We efficiently solve the optimal multi-dimensional mechanism design problem for independent bidders with arbitrary demand constraints when either the number of bidders is a constant or the number of items is a constant. In the first setting, we need that each bidder's values for the items are sampled from a possibly correlated, item-symmetric distribution, allowing different distributions for each bidder. In the second setting, we allow the values of each bidder for the items to be arbitrarily correlated, but assume that the distribution of bidder types is bidder-symmetric. These symmetric distributions include i.i.d. distributions, as well as many natural correlated distributions. E.g., an item-symmetric distribution can be obtained by taking an arbitrary distribution, and "forgetting" the names of items; this could arise when different members of a bidder population have various sorts of correlations among the items, but the items are "the same" with respect to a random bidder from the population.
For all $\epsilon>0$, we obtain a computationally efficient additive $\epsilon$-approximation, when the value distributions are bounded, or a multiplicative $(1-\epsilon)$-approximation when the value distributions are unbounded, but satisfy the Monotone Hazard Rate condition, covering a widely studied class of distributions in Economics. Our running time is polynomial in $\max\{\text{\#items,\#bidders}\}$, and not the size of the support of the joint distribution of all bidders' values for all items, which is typically exponential in both the number of items and the number of bidders. Our mechanisms are randomized, explicitly price bundles, and in some cases can also accommodate budget constraints.

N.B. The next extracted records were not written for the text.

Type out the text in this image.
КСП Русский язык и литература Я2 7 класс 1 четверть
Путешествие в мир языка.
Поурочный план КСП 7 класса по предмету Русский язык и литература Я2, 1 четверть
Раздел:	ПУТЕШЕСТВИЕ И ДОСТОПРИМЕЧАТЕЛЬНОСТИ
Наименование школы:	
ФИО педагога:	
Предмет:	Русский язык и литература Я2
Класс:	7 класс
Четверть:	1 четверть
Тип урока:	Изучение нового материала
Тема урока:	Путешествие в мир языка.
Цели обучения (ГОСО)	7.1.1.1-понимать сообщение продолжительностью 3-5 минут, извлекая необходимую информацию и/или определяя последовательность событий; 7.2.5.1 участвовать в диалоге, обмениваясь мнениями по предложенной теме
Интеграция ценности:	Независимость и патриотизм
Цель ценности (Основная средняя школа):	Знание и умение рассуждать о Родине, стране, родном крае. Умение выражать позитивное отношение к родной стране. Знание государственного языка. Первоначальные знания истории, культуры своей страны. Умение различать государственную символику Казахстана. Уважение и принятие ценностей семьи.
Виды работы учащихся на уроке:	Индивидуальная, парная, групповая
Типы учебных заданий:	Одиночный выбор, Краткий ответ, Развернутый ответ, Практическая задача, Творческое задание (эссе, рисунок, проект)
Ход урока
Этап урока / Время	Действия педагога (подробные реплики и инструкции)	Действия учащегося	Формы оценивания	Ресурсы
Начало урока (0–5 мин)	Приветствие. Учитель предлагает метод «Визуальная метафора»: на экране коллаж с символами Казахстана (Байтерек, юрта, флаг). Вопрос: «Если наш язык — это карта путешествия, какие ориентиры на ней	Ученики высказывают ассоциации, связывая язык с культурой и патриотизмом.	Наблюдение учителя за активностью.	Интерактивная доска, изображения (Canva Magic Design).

Our results are enabled by establishing several new tools and structural properties of Bayesian mechanisms. In particular, we provide a symmetrization technique that turns any truthful mechanism into one that has the same revenue and respects all symmetries in the underlying value distributions. We also prove that item-symmetric mechanisms satisfy a natural strong-monotonicity property which, unlike cyclic-monotonicity, can be harnessed algorithmically. Finally, we provide a technique that turns any given $\epsilon$-BIC mechansism (i.e. one where incentive constraints are violated by $\epsilon$) into a truly-BIC mechanism at the cost of $O(\sqrt{\epsilon})$ revenue. We expect our tools to be used beyond the settings we consider here. Indeed there has already been follow-up research~\cite{CDW,CJ} making use of our tools.